Endpoint Path Prefix None A unique URL path prefix for the REST API. For more details, see Addresses. Required value.
Login Session Timeout (Seconds) 0 Idle login session expiration. The login session is terminated if it is idle for a duration longer than this timeout value. A value of zero disables expiration.
Public Checked Expose endpoint outside of the ModelOps Kubernetes cluster and update DNS with the REST API URL.
Subdomains None A DNS subdomain for this REST API. Must conform to DNS label restrictions. For more details, see Addresses. Required value.
Unique Identifier Field None Request field to correlate responses. For more details, see REST Pipelines. Required value

Promoting a Scoring Pipeline

  1. In the Project Explorer pane, click Scoring Pipelines.
  2. Select the pipeline that needs to be promoted.
  3. Click Approve present in the right panel.

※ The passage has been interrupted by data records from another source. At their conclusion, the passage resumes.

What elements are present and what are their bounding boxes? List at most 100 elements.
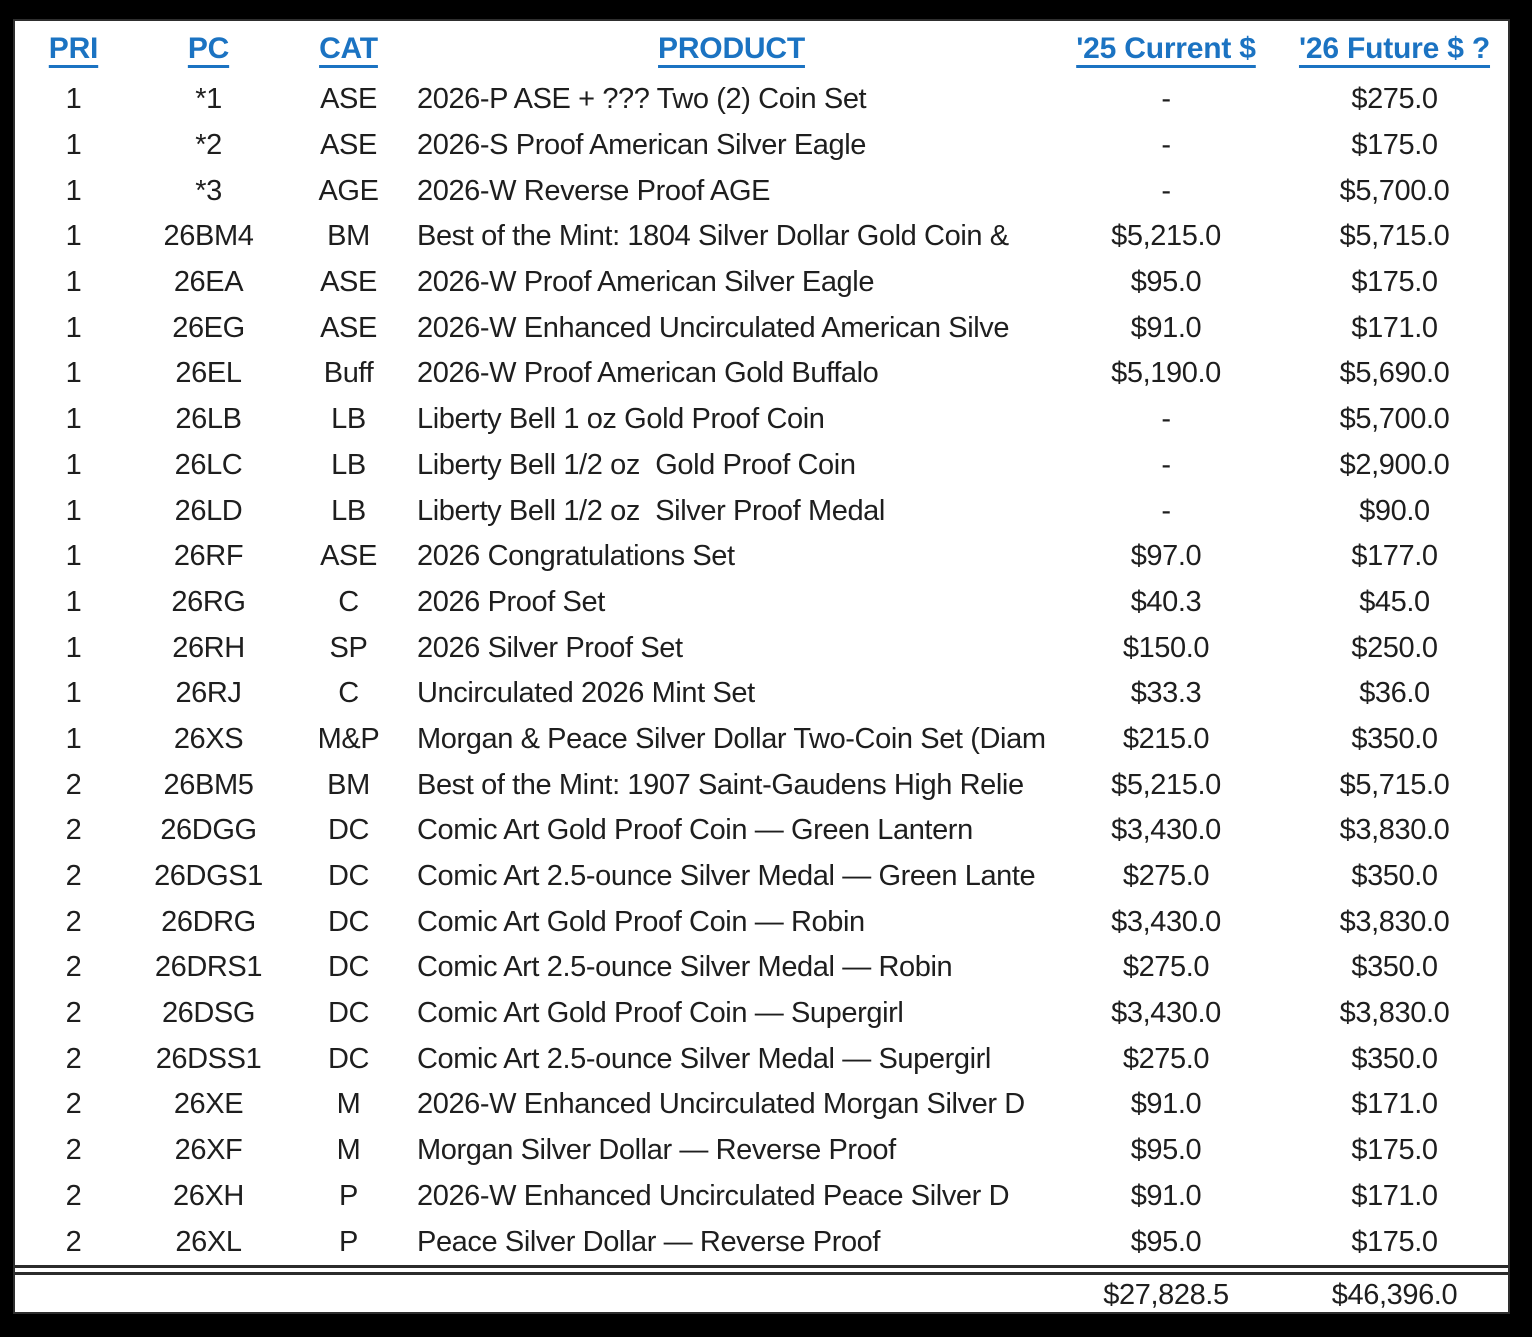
cat-cell: LB bbox=[331, 494, 366, 527]
cat-cell: BM bbox=[327, 768, 370, 801]
table-row: 1 26EL Buff 2026-W Proof American Gold B… bbox=[15, 351, 1508, 397]
totals-divider bbox=[15, 1264, 1508, 1275]
table-row: 2 26DSS1 DC Comic Art 2.5-ounce Silver M… bbox=[15, 1036, 1508, 1082]
pc-cell: 26LC bbox=[174, 448, 243, 481]
future-price-cell: $2,900.0 bbox=[1339, 448, 1450, 481]
pri-cell: 2 bbox=[65, 1134, 82, 1167]
product-cell: Best of the Mint: 1907 Saint-Gaudens Hig… bbox=[417, 768, 1024, 801]
current-price-cell: - bbox=[1161, 494, 1171, 527]
current-price-cell: $3,430.0 bbox=[1111, 905, 1221, 938]
header-pc: PC bbox=[187, 32, 230, 65]
pc-cell: 26EG bbox=[172, 311, 245, 344]
cat-cell: C bbox=[338, 585, 359, 618]
future-price-cell: $3,830.0 bbox=[1339, 814, 1450, 847]
pc-cell: 26DSG bbox=[161, 997, 256, 1030]
future-price-cell: $5,690.0 bbox=[1339, 357, 1450, 390]
current-price-cell: $91.0 bbox=[1130, 311, 1202, 344]
pri-cell: 1 bbox=[65, 83, 82, 116]
future-price-cell: $177.0 bbox=[1351, 540, 1438, 573]
future-price-cell: $171.0 bbox=[1351, 311, 1438, 344]
cat-cell: ASE bbox=[320, 266, 377, 299]
pc-cell: 26EA bbox=[173, 266, 244, 299]
pc-cell: 26XS bbox=[173, 722, 244, 755]
product-cell: 2026 Proof Set bbox=[417, 585, 605, 618]
cat-cell: ASE bbox=[320, 311, 377, 344]
pc-cell: *1 bbox=[195, 83, 222, 116]
future-price-cell: $45.0 bbox=[1359, 585, 1430, 618]
product-cell: 2026-W Enhanced Uncirculated Morgan Silv… bbox=[417, 1088, 1025, 1121]
table-row: 1 *2 ASE 2026-S Proof American Silver Ea… bbox=[15, 123, 1508, 169]
current-price-cell: - bbox=[1161, 129, 1171, 162]
future-price-cell: $275.0 bbox=[1351, 83, 1438, 116]
cat-cell: P bbox=[339, 1179, 358, 1212]
pc-cell: 26RH bbox=[172, 631, 245, 664]
product-cell: 2026-W Reverse Proof AGE bbox=[417, 174, 771, 207]
future-price-cell: $5,715.0 bbox=[1339, 768, 1450, 801]
pri-cell: 1 bbox=[65, 266, 82, 299]
table-row: 2 26XE M 2026-W Enhanced Uncirculated Mo… bbox=[15, 1082, 1508, 1128]
pri-cell: 1 bbox=[65, 722, 82, 755]
future-price-cell: $36.0 bbox=[1359, 677, 1430, 710]
cat-cell: DC bbox=[327, 951, 370, 984]
table-row: 2 26DSG DC Comic Art Gold Proof Coin — S… bbox=[15, 991, 1508, 1037]
pc-cell: 26RJ bbox=[175, 677, 242, 710]
future-price-cell: $3,830.0 bbox=[1339, 905, 1450, 938]
cat-cell: ASE bbox=[320, 540, 377, 573]
product-cell: 2026-W Proof American Silver Eagle bbox=[417, 266, 875, 299]
current-price-cell: $5,190.0 bbox=[1111, 357, 1221, 390]
product-cell: Uncirculated 2026 Mint Set bbox=[417, 677, 755, 710]
future-price-cell: $350.0 bbox=[1351, 951, 1438, 984]
pri-cell: 2 bbox=[65, 1179, 82, 1212]
pc-cell: 26BM4 bbox=[163, 220, 254, 253]
product-cell: 2026 Congratulations Set bbox=[417, 540, 735, 573]
product-cell: 2026-P ASE + ??? Two (2) Coin Set bbox=[417, 83, 867, 116]
pc-cell: 26EL bbox=[175, 357, 242, 390]
current-price-cell: $150.0 bbox=[1122, 631, 1210, 664]
table-body: 1 *1 ASE 2026-P ASE + ??? Two (2) Coin S… bbox=[15, 77, 1508, 1265]
current-price-cell: $40.3 bbox=[1130, 585, 1202, 618]
total-current-value: $27,828.5 bbox=[1103, 1278, 1229, 1311]
table-row: 1 26XS M&P Morgan & Peace Silver Dollar … bbox=[15, 717, 1508, 763]
cat-cell: P bbox=[339, 1225, 358, 1258]
current-price-cell: $97.0 bbox=[1130, 540, 1202, 573]
current-price-cell: $275.0 bbox=[1122, 860, 1210, 893]
current-price-cell: $91.0 bbox=[1130, 1179, 1202, 1212]
current-price-cell: - bbox=[1161, 83, 1171, 116]
future-price-cell: $350.0 bbox=[1351, 722, 1438, 755]
pc-cell: 26XH bbox=[173, 1179, 244, 1212]
cat-cell: LB bbox=[331, 403, 366, 436]
pri-cell: 1 bbox=[65, 311, 82, 344]
current-price-cell: $215.0 bbox=[1122, 722, 1210, 755]
product-cell: Comic Art 2.5-ounce Silver Medal — Robin bbox=[417, 951, 953, 984]
pri-cell: 2 bbox=[65, 1042, 82, 1075]
pc-cell: 26LB bbox=[175, 403, 242, 436]
future-price-cell: $175.0 bbox=[1351, 266, 1438, 299]
pri-cell: 2 bbox=[65, 951, 82, 984]
pc-cell: 26RG bbox=[171, 585, 246, 618]
cat-cell: BM bbox=[327, 220, 370, 253]
current-price-cell: $5,215.0 bbox=[1111, 220, 1221, 253]
product-cell: Peace Silver Dollar — Reverse Proof bbox=[417, 1225, 881, 1258]
pc-cell: 26BM5 bbox=[163, 768, 254, 801]
future-price-cell: $171.0 bbox=[1351, 1179, 1438, 1212]
total-future-value: $46,396.0 bbox=[1331, 1278, 1458, 1311]
table-row: 2 26XL P Peace Silver Dollar — Reverse P… bbox=[15, 1219, 1508, 1265]
current-price-cell: $91.0 bbox=[1130, 1088, 1202, 1121]
table-row: 1 26RF ASE 2026 Congratulations Set $97.… bbox=[15, 534, 1508, 580]
table-row: 1 26RJ C Uncirculated 2026 Mint Set $33.… bbox=[15, 671, 1508, 717]
pri-cell: 1 bbox=[65, 631, 82, 664]
pc-cell: 26DSS1 bbox=[155, 1042, 262, 1075]
current-price-cell: - bbox=[1161, 403, 1171, 436]
pri-cell: 2 bbox=[65, 905, 82, 938]
cat-cell: ASE bbox=[320, 83, 377, 116]
pri-cell: 1 bbox=[65, 220, 82, 253]
current-price-cell: $5,215.0 bbox=[1111, 768, 1221, 801]
cat-cell: DC bbox=[327, 1042, 370, 1075]
current-price-cell: $3,430.0 bbox=[1111, 814, 1221, 847]
cat-cell: M bbox=[336, 1134, 361, 1167]
pri-cell: 2 bbox=[65, 1225, 82, 1258]
pc-cell: 26DRS1 bbox=[154, 951, 263, 984]
pri-cell: 1 bbox=[65, 448, 82, 481]
pri-cell: 1 bbox=[65, 403, 82, 436]
cat-cell: M&P bbox=[317, 722, 380, 755]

  4. Turn on the toggle for Development environment and close the pop-up window.

Pipeline Deployment

  1. In the Project Explorer pane, click Deployments.
  2. Click Deploy new and select Scoring Pipeline from the drop-down list.
  3. Add name and description in the respective field.
  4. Select scoring pipeline from the drop down list.
  5. Select a scoring environment from the drop-down list.
  6. Select when you need to schedule the job from the given options (Immediate, Future, or Periodic).
  7. Select the duration for which you need to run the job. You can run the job forever or add the duration as per your needs.

  8. Click Deploy. You can see the deployed pipeline in the list on the main screen.

Note: The Scoring Pipeline Deployments section allows you to select the Run forever option. However, after a single file is processed by a File Data Source, the flow would be stopped and marked Complete and no longer accept new input.